Greece was inducted in the European family inter pares and despite the mistaken or at times even disastrous choices made by various administrations, walked the path of convergence with the community acquis, regarding issues of rule of law. A course that was accelerated by the substantial institutional work of the left government led by Alexis Tsipras, which introduced reforms such as the legal recognition of gender identity, domestic partnership for same sex couples, the law on citizenship, etc.
Unfortunately, history never ceases to remind us that its progression is not linear, that progress is not automatic. After decades of positive developments, Greece is getting ready to celebrate the bicentennial of its War of Independence, amidst unprecedented — at least, since the political transition of 1974 — circumstances of institutional affront, receding of democratic liberties and a near-universal depreciation of the rule of law in the country.
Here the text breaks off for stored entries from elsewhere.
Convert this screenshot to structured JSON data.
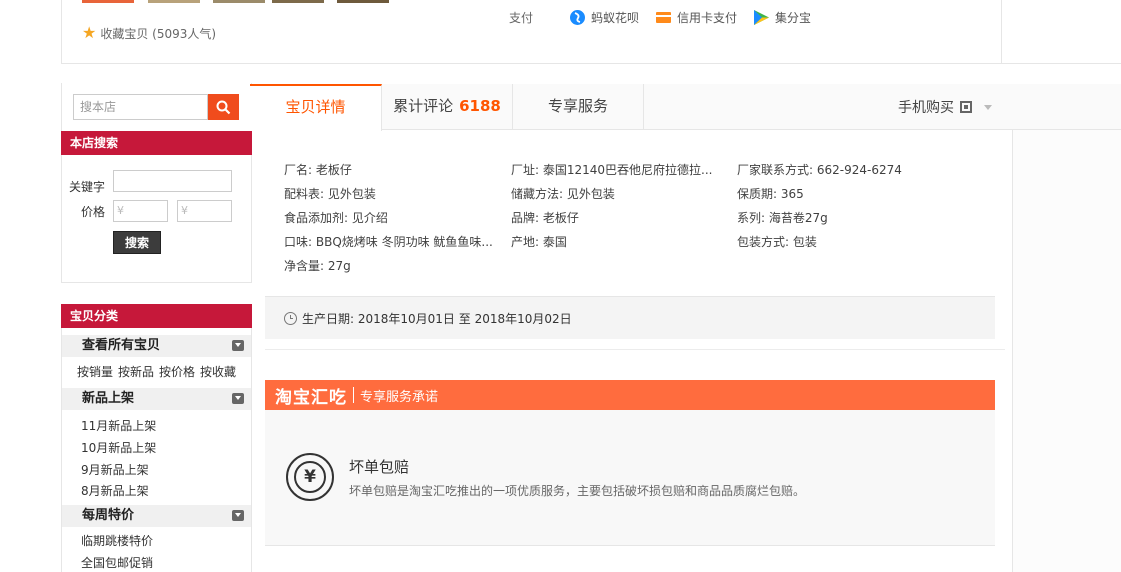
{
  "top": {
    "favorite_label": "收藏宝贝 (5093人气)",
    "pay_label": "支付",
    "pay_methods": [
      {
        "label": "蚂蚁花呗",
        "icon": "huabei-icon",
        "color": "#1a8cff"
      },
      {
        "label": "信用卡支付",
        "icon": "credit-card-icon",
        "color": "#ff8a1a"
      },
      {
        "label": "集分宝",
        "icon": "jifenbao-icon",
        "color": "#3cb44b"
      }
    ]
  },
  "sidebar": {
    "search_placeholder": "搜本店",
    "store_search_title": "本店搜索",
    "keyword_label": "关键字",
    "price_label": "价格",
    "price_min_placeholder": "¥",
    "price_max_placeholder": "¥",
    "submit_label": "搜索",
    "category_title": "宝贝分类",
    "groups": [
      {
        "title": "查看所有宝贝"
      },
      {
        "title": "新品上架"
      },
      {
        "title": "每周特价"
      }
    ],
    "sort_links": [
      "按销量",
      "按新品",
      "按价格",
      "按收藏"
    ],
    "new_links": [
      "11月新品上架",
      "10月新品上架",
      "9月新品上架",
      "8月新品上架"
    ],
    "special_links": [
      "临期跳楼特价",
      "全国包邮促销"
    ]
  },
  "tabs": {
    "detail": "宝贝详情",
    "reviews": "累计评论",
    "review_count": "6188",
    "service": "专享服务",
    "mobile_buy": "手机购买"
  },
  "attributes": [
    "厂名: 老板仔",
    "厂址: 泰国12140巴吞他尼府拉德拉...",
    "厂家联系方式: 662-924-6274",
    "配料表: 见外包装",
    "储藏方法: 见外包装",
    "保质期: 365",
    "食品添加剂: 见介绍",
    "品牌: 老板仔",
    "系列: 海苔卷27g",
    "口味: BBQ烧烤味 冬阴功味 鱿鱼鱼味...",
    "产地: 泰国",
    "包装方式: 包装",
    "净含量: 27g"
  ],
  "production_date": "生产日期: 2018年10月01日 至 2018年10月02日",
  "service": {
    "brand": "淘宝汇吃",
    "subtitle": "专享服务承诺",
    "item_title": "坏单包赔",
    "item_desc": "坏单包赔是淘宝汇吃推出的一项优质服务，主要包括破坏损包赔和商品品质腐烂包赔。",
    "accent": "#ff6c3e"
  }
}
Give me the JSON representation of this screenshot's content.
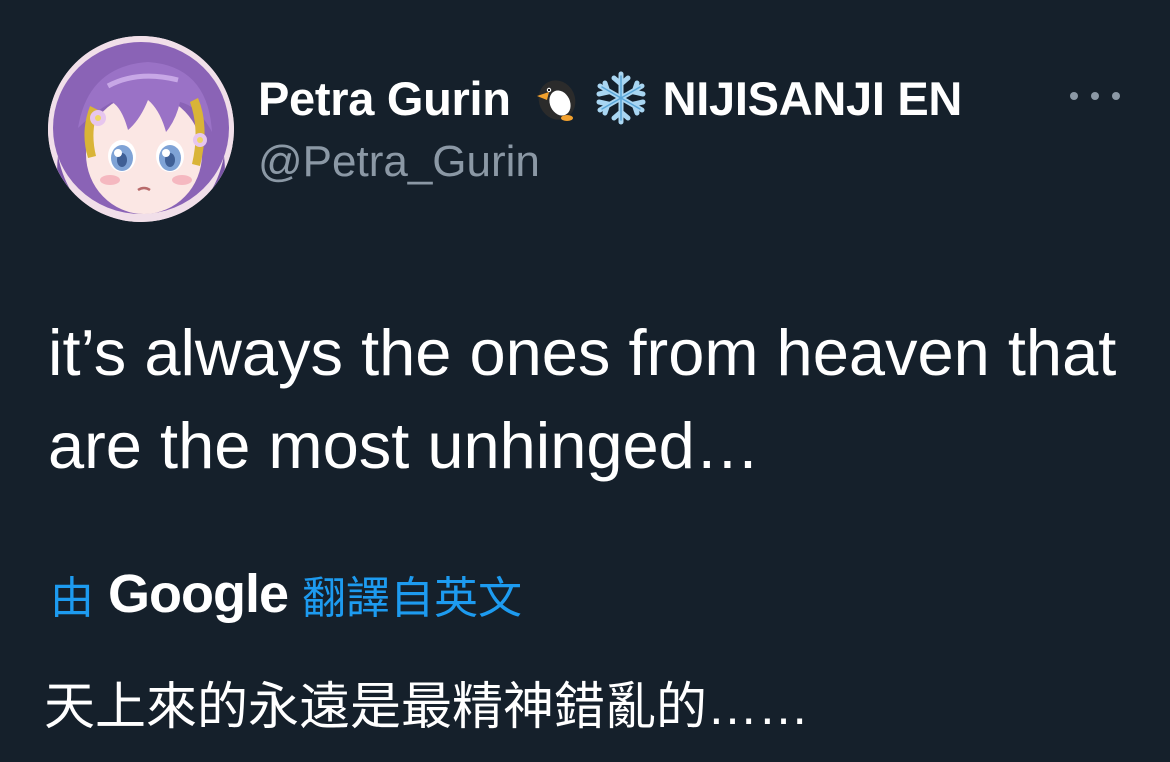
{
  "author": {
    "display_name": "Petra Gurin",
    "name_icons": [
      "penguin-icon",
      "snowflake-icon"
    ],
    "name_suffix": "NIJISANJI EN",
    "handle": "@Petra_Gurin",
    "avatar": "anime-avatar-image"
  },
  "tweet": {
    "text": "it’s always the ones from heaven that are the most unhinged…"
  },
  "translation": {
    "by_label": "由",
    "provider": "Google",
    "from_label": "翻譯自英文",
    "text": "天上來的永遠是最精神錯亂的……"
  },
  "colors": {
    "background": "#15202b",
    "primary_text": "#ffffff",
    "secondary_text": "#8b98a5",
    "link": "#1d9bf0"
  },
  "icons": {
    "more": "more-options-icon"
  }
}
The right-wing government of Kyriakos Mitsotakis is insulting the rule of law’s central pillar of the judiciary on a daily basis. It publicly calls for exonerating court rulings, pushes ‘troublesome’ judicial officials to the side and discredits independent authorities of critical importance. All these while using the pandemic as an excuse to display an extreme, constantly intensifying sort of authoritarianism, that every day warps my country a little further with each passing day, making it look less and less like an EU member state.
Unfortunately, Greece is not alone on the authoritarian slope. The notorious ‘Visegrád’ has precedence here, the small group of central European member states, that have been a constant source of undemocratic dissonance within the EU.
In spite of the verbal admonishments, piercing as they may have been, the European leadership has in fact handled the Visegrád phenomenon with a patience bordering on indulging a democratic aberration. An indulgence that cannot help looking like collusion. This has to stop.
The Greek Revolution of 1821, inspired a great wave of support from the peoples of Europe, gave rise to modern Philhellenism and brought a great number of European romantics in Greece, to fight among the insurgents.
Today, 200 years later, the EU owes its support to not only the Greeks, but also the Hungarians and the Poles and every other people trying to stand against the democratic decline caused by authoritarian practices of extreme right governments. United Europe faces a historic duty, to prove that it is in practice, as well as in theory, a community of law and democracy, and not solely a one-dimensional economic union — an association of capitalistic interests.
Two hundred years after the Greek revolution, the fight to stop the antidemocratic regression of my country, as well in the countries of the V4, is not a fight for Greece, Hungary or Poland.
The fight for Democracy and the Rule of Law is a fight for the soul and future of Europe.